Теперь нас на лавочке было двое. Сосед мой стал перелистывать книжку, и из нее выпал засушенный цветок, чего незнакомец не заметил.
Я подобрал цветок, чтобы подать ему. Поклонившись мне, он поднес цветок к поблекшим губам и положил его снова в свою загадочную книгу.
– Это, вероятно, память о минувшей нежной любви? – осмелился я сказать. – Увы, у каждого из нас есть в прошлом день, который несет нам разочарование в будущем.
– Вы поэт? – спросил он, улыбнувшись.
Ниточка разговора завязалась: на какую же катушку она станет наматываться?
– Да, поэт, – если быть поэтом – значит стремиться обрести искусство.
– Вы стремились обрести искусство! И обрели его?
– Ах, волей небес искусство – всего-навсего несбыточная мечта!
– Несбыточная мечта!.. А я ведь тоже стремился к ней! – воскликнул он, и в голосе его звучали восторженность таланта и пафос победителя.
Я попросил его сказать мне, у какого мастера заказал он очки, позволившие ему сделать такое открытие, ибо для меня искусство не что иное, как иголка, затерявшаяся в копне сена…

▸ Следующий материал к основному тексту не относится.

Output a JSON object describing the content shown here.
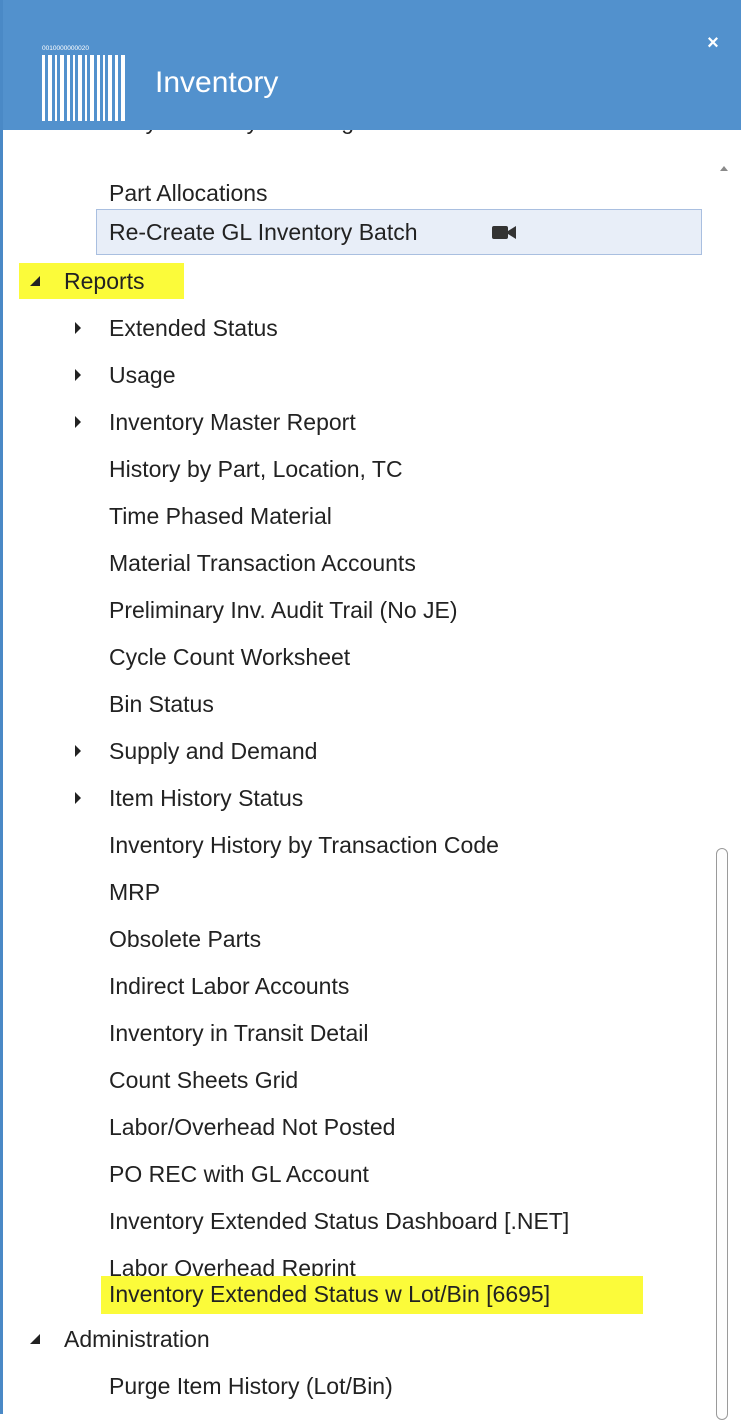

– Я решил стремиться обрести искусство, как в средние века розенкрейцеры стремились обрести философский камень, – ответил он. – Искусство – это философский камень XIX века.
Прежде всего я стал искать ответ на вопрос: что такое искусство? – Искусство – наука поэта – Определение ясное, как алмаз самой чистой воды.
Из чего складывается искусство? На этот, второй, вопрос я не решался ответить несколько месяцев. Однажды при свете коптящей лампы я рылся в пыльных залежах знакомого букиниста и откопал там книжечку, написанную трудным невразумительным языком; на титуле ее развевалась лента с двумя словами: Got – Liebe. Я за гроши купил книжку, взобрался к себе на мансарду и стал с любопытством перелистывать покупку у окна, залитого лунным светом; и вдруг мне почудилось будто перст божий коснулся клавиш мирового органа. Так бабочки, шелестя, выходят из чашечек цветов, протягивающих уста навстречу поцелуям ночи. Я свесился из окна и посмотрел вниз. О чудо! Не сон ли это? Я увидел террасу, о которой не подозревал, потому что она была скрыта нежной зеленью апельсиновых деревьев, девушку в белом платье, игравшую на арфе, и старика в черном; он стоял на коленях и молился. Книжка выпала у меня из рук.
Я спустился вниз к жильцам, хозяевам террасы. Старик оказался реформатским пастором, который предпочел своей холодной тюрингской родине изгнание в нашей теплой Бургундии. Арфистка, хрупкая белокурая красавица лет семнадцати, томная и грустная, была его единственным детищем, а книжка, о которой я рассказал им, оказалась лютеранским требником с гербом одного из принцев Ангальт-Кутен.
– Ах, сударь! Не будем тревожить не остывший пепел! Элизабет теперь уже подобна Беатриче в лазоревом одеянии. Она умерла, сударь, умерла! И вот требник, над которым она склонялась в робкой молитве, и роза, которой касалось ее чистое дыхание! – Цветок увядший, еще не успев распуститься, как и она сама! – Книга закрытая, как и книга ее судьбы! – Благословенные реликвии, которые она и в вечной жизни узнает по тем слезам, что оросили их, когда труба архангела разобьет надгробие на моей могиле и я устремлюсь над мирами к моей боготворимой деве, чтобы воссесть наконец рядом с нею у престола Господня!..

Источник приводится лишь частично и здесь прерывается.